Glenda Yamileth ARAGON-DIAZ, Petitioner, v. Michael B. MUKASEY, Attorney General, Respondent.
    No. 05-75794.
    United States Court of Appeals, Ninth Circuit.
    Submitted Nov. 24, 2008.
    
    Filed Nov. 26, 2008.
    
      Tamiko 0. Moore, Law Office of Tamiko 0. Moore, San Francisco, CA, for Petitioner.
    Ronald E. Lefevre, Chief Counsel, Office of the District Counsel, Department of Homeland Security, San Francisco, CA, Jennifer Levings, Esq., DOJ-U.S. Department of Justice, Civil Div./Office of Immigration Lit., Washington, DC, for Respondent.
    Before: ALARCÓN, LEAVY, and TALLMAN, Circuit Judges.
    
      
       The panel unanimously finds this case suitable for decision without oral argument. See Fed. R.App. P. 34(a)(2).
    
   MEMORANDUM

Glenda Yamileth Aragon-Diaz, native and citizen of Honduras, petitions for review of the Board of Immigration Appeals’ order dismissing her appeal from an immigration judge’s (“IJ”) decision denying her application for asylum, withholding of removal, and relief under the Convention Against Torture (“CAT”). Our jurisdiction is governed by 8 U.S.C. § 1252. We review for substantial evidence and will uphold the agency’s decision unless the evidence compels a contrary conclusion. Nahrvani v. Gonzales, 399 F.3d 1148, 1151 (9th Cir.2005). We deny the petition for review.

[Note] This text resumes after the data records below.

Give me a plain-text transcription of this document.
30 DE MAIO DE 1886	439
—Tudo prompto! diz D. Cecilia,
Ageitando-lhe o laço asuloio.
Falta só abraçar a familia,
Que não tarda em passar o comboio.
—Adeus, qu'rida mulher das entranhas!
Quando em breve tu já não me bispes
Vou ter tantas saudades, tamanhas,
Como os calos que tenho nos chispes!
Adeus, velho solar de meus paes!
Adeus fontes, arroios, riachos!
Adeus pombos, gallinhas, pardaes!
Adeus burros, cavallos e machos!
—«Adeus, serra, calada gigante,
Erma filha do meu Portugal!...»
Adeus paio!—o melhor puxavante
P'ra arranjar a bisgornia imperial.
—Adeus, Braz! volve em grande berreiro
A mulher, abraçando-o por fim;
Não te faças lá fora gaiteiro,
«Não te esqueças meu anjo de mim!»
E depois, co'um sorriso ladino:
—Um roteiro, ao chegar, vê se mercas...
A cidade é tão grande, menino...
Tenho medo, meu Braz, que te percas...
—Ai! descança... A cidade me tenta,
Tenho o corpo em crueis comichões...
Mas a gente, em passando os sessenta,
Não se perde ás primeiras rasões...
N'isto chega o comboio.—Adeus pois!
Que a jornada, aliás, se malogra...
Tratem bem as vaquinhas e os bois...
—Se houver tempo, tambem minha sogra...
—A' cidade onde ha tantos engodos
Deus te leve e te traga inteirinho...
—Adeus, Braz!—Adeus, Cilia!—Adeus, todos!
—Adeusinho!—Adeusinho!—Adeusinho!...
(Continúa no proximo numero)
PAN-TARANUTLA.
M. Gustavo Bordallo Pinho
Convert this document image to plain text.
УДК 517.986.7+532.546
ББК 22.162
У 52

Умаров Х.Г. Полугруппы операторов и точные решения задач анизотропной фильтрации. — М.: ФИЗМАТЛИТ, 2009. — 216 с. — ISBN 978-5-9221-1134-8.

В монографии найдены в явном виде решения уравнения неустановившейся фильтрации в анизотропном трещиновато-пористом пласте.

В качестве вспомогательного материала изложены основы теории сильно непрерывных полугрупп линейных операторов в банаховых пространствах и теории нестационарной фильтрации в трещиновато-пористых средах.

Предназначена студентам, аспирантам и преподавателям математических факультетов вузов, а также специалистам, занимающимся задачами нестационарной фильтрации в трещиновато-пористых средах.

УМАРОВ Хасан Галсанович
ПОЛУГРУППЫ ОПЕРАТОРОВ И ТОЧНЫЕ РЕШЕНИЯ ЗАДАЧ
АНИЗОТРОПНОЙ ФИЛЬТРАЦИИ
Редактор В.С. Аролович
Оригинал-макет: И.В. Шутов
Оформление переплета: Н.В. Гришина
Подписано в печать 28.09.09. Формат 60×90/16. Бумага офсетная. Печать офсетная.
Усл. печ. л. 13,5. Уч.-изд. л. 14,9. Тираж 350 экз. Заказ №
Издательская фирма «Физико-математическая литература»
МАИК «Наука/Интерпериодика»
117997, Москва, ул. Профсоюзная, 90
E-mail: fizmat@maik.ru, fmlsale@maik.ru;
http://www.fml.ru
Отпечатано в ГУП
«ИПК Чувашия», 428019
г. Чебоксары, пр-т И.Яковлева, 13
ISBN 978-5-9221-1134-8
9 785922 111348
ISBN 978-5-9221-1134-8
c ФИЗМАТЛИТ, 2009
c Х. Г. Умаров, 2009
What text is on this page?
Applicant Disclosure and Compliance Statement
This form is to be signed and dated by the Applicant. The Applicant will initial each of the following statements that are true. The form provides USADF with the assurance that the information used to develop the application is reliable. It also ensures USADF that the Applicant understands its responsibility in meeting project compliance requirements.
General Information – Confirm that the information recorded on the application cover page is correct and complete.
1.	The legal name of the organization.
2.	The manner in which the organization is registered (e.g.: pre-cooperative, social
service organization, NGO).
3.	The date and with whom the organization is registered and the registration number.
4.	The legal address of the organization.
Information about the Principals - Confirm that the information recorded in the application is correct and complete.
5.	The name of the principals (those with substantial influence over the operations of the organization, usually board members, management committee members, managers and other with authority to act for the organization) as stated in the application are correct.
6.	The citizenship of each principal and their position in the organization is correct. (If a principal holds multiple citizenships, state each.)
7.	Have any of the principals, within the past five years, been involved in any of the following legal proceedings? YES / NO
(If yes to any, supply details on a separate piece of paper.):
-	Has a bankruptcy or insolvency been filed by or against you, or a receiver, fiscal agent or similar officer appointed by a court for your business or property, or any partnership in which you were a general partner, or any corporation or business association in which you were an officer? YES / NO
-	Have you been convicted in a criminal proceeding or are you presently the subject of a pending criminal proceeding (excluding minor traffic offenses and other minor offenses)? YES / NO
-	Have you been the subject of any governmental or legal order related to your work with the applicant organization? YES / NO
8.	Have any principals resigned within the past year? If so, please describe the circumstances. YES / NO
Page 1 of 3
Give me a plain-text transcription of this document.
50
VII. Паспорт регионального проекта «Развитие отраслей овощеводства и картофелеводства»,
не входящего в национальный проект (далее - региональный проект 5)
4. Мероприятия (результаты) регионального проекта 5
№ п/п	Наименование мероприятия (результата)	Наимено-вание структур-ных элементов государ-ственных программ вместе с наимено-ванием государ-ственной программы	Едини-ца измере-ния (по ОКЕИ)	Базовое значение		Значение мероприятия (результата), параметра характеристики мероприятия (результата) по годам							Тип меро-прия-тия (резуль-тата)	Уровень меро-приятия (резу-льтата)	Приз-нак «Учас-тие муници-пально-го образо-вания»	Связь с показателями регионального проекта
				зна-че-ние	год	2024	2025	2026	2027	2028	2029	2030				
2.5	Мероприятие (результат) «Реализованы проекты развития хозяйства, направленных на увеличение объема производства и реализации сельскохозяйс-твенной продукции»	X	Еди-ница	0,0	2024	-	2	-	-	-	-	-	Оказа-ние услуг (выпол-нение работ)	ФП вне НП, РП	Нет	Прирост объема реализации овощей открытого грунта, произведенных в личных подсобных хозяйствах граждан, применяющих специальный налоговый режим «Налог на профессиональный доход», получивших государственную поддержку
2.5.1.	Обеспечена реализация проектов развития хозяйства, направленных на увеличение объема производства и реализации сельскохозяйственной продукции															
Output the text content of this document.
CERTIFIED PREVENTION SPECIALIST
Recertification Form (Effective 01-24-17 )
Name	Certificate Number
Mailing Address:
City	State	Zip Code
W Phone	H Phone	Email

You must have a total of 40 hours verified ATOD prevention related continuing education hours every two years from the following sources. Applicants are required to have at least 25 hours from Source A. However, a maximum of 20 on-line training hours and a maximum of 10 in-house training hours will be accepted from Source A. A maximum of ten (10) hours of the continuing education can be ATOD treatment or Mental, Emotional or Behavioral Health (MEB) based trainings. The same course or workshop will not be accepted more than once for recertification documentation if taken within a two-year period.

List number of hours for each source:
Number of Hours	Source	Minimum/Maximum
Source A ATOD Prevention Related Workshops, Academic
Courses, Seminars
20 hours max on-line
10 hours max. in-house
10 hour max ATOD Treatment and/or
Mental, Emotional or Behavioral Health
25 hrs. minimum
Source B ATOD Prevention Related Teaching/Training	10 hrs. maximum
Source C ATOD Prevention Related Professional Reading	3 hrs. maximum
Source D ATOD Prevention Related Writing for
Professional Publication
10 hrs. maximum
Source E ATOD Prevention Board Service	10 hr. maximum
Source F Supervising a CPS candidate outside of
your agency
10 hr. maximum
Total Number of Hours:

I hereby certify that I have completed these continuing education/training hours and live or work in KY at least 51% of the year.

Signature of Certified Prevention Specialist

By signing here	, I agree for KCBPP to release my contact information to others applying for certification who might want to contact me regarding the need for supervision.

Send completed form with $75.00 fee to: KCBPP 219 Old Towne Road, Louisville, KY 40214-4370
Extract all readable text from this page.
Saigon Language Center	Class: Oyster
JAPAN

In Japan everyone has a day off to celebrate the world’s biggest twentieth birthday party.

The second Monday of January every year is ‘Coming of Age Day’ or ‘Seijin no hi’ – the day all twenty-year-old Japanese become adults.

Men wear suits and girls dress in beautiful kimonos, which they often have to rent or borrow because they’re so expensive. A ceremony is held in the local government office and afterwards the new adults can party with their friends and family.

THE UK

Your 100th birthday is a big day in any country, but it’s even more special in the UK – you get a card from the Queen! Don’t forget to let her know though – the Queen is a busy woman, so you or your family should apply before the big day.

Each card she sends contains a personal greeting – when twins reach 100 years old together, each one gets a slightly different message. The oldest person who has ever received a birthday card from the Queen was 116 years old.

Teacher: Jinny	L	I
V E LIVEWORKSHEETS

Aragon-Diaz fails to raise, and therefore waives, any challenge to the IJ’s determination that she does not merit a grant of asylum as a matter of discretion. See Martinez-Serrano v. INS, 94 F.3d 1256, 1259-60 (9th Cir.1996).

Substantial evidence supports the IJ’s conclusion that Aragon-Diaz failed to establish past persecution or that she has a clear probability of future persecution, because the murder of Aragon-Diaz’s brother was not closely tied to her, see Arriaga-Barrientos v. INS, 937 F.2d 411, 414 (9th Cir.1991), and the subsequent anonymous threatening letters do not establish a likelihood of persecution on account of a protected ground, see Nahrvani v. Gonzales, 399 F.3d 1148, 1153-54 (9th Cir.2005).

Substantial evidence supports the IJ’s denial of CAT relief because AragonDiaz failed to demonstrate it is more likely than not that she will be tortured if she returned to Honduras. See El-Himri, v. Ashcroft, 378 F.3d 932, 938 (9th Cir.2004).

PETITION FOR REVIEW DENIED. 
      
       This disposition is not appropriate for publication and is not precedent except as provided by 9th Cir. R. 36-3.